特殊な素材の使い方

性能評価制度、住宅を客観的に数値で評価して性能を明記しよう。という施策です。

アーキクラフトでも評価のメインとなっている長期優良住宅の認定をほぼすべて取得しています。

長年評価システムに携わっている関係から、性能評価員という資格も持っていて、他の工務店や建築会社の長期や性能評価の図面審査から現場検査を行うことがあります。

最近は人手不足からか現場検査を依頼されることが多く、他の方の設計の現場などを見る機会も多くあります。

写真は屋根を支える大手工務店の母屋と棟木です。

集成材といいますが、こちらは薄い板を接着剤で何層も貼り合わせたもので、荷重をかける面を限定した材料です。

今までは捨てるしかなかった半端材も構造材として使えるようになりました。

ただし使う向きを間違えてはいけません、繊維に対して直角の方向はとても弱い、反面繊維と垂直方向は抜群の強さを誇ります。
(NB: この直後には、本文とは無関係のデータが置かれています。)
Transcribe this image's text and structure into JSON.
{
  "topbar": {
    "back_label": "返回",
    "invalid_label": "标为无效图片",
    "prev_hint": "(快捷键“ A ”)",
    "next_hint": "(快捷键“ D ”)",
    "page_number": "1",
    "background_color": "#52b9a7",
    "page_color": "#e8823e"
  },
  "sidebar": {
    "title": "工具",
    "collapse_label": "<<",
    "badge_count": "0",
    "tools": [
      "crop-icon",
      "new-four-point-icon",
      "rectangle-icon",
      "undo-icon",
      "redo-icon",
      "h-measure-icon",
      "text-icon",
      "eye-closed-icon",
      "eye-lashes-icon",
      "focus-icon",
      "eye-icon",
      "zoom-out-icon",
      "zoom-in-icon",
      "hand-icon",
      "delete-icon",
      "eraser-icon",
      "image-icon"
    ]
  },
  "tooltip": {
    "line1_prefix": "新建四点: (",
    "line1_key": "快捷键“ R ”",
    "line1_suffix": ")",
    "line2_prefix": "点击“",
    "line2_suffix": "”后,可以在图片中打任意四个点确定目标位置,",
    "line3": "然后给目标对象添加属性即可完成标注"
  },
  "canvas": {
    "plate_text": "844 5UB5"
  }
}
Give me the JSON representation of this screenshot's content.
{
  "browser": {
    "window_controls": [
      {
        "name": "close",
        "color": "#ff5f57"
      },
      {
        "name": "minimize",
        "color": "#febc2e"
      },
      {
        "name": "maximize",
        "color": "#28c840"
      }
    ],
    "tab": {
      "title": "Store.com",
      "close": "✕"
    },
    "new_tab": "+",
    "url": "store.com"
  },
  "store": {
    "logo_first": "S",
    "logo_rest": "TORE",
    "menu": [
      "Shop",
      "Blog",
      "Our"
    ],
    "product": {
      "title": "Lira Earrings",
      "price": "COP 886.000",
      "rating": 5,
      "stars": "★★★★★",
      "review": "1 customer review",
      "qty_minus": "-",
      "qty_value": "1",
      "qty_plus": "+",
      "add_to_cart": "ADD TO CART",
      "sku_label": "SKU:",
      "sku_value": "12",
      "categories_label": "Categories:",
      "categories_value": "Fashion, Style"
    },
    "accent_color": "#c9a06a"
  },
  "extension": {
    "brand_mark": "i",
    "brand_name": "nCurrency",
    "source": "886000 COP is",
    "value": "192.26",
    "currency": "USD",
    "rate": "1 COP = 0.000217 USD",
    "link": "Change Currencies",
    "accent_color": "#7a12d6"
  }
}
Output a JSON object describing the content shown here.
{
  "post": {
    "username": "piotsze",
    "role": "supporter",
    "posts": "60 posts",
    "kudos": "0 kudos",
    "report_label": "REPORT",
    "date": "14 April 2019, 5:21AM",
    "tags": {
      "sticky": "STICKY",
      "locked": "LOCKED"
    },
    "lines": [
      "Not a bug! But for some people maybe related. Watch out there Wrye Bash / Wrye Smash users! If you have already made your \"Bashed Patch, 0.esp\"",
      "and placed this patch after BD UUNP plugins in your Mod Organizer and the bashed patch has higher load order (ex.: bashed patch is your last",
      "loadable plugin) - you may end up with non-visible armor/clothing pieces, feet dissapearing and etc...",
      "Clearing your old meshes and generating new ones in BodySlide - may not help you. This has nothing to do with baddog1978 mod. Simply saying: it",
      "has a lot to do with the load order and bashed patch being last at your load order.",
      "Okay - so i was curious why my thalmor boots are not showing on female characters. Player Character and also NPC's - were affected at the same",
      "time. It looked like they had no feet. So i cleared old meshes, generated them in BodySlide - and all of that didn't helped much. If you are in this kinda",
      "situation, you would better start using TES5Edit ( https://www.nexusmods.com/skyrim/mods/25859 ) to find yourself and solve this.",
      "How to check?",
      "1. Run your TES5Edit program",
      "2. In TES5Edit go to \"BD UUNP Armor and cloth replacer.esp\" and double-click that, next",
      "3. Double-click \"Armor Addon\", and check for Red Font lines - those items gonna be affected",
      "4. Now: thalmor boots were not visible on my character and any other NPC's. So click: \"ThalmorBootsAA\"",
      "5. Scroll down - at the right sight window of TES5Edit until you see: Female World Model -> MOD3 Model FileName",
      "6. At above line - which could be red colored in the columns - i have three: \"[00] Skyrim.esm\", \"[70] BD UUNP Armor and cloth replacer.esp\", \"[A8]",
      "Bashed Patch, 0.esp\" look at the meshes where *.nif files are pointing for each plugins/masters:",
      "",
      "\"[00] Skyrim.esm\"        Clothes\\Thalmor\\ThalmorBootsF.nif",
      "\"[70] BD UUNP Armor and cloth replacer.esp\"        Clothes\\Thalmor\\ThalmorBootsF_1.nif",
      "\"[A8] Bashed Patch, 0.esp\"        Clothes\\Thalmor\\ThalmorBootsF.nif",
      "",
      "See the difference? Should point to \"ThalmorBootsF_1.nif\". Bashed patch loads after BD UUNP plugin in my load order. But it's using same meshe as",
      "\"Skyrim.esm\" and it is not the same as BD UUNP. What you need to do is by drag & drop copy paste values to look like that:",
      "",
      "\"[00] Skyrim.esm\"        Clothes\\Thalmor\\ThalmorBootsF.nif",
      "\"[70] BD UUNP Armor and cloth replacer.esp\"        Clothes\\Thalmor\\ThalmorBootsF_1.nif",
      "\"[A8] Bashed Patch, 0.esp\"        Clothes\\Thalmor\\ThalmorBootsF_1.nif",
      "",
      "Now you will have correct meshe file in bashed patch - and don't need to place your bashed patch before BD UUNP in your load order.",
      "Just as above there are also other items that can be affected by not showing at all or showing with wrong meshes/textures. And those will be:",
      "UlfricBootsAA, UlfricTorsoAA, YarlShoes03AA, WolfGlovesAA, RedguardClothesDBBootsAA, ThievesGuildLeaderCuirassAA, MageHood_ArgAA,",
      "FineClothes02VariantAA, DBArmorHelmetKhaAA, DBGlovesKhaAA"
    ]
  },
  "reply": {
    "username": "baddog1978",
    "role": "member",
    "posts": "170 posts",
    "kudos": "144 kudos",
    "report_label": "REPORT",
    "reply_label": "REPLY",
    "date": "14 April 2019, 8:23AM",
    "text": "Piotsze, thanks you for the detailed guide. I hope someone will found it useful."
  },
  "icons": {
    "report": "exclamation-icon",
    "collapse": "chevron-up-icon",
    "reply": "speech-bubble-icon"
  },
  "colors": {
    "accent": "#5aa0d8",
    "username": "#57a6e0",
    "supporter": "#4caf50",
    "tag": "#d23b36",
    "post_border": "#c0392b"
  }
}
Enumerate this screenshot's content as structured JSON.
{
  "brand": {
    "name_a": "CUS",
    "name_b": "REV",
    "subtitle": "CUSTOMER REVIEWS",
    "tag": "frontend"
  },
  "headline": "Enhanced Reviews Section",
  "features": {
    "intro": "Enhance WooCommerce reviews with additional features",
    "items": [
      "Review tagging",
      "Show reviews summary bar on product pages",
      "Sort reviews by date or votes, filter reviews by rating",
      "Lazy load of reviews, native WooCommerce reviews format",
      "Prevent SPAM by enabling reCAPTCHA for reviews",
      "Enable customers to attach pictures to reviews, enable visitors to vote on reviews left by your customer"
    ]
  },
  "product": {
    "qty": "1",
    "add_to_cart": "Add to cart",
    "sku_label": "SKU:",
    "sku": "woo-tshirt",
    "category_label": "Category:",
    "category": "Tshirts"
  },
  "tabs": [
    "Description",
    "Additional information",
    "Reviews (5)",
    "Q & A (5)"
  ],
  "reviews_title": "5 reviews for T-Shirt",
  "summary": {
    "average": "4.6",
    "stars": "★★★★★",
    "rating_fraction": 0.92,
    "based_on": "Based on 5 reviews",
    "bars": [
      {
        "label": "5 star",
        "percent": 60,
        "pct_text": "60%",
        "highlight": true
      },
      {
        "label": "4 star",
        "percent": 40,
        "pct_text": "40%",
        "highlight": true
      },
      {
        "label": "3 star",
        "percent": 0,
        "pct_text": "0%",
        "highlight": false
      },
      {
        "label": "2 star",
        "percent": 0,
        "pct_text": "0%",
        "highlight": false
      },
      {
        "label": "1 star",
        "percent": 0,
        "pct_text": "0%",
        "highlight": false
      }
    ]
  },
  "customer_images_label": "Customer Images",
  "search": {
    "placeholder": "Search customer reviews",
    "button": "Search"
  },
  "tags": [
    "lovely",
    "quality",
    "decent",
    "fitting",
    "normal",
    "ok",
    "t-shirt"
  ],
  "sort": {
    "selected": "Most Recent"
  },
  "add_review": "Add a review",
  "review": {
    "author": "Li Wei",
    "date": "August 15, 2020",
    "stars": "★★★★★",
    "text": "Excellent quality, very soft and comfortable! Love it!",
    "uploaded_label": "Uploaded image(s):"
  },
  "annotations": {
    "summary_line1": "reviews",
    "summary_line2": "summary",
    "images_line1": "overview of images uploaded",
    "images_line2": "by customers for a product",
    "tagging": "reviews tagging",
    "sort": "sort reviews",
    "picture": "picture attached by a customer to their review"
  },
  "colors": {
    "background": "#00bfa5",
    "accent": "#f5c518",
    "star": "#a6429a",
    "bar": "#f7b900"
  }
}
横に揺られたらどうなのかという不安も個人的にはありますが、JAS取得し、強度が証明された材料です。

コストダウンのために使う場合やばらつきのない強度を求めて使う場合もあるでしょうが、強度に使用方法に特性がある素材は、自然素材と同じように使い方を間違えると機能を発揮できないばかりか、瑕疵となる可能性もあります。

しっかり検査しなければならない一評価員なのでした。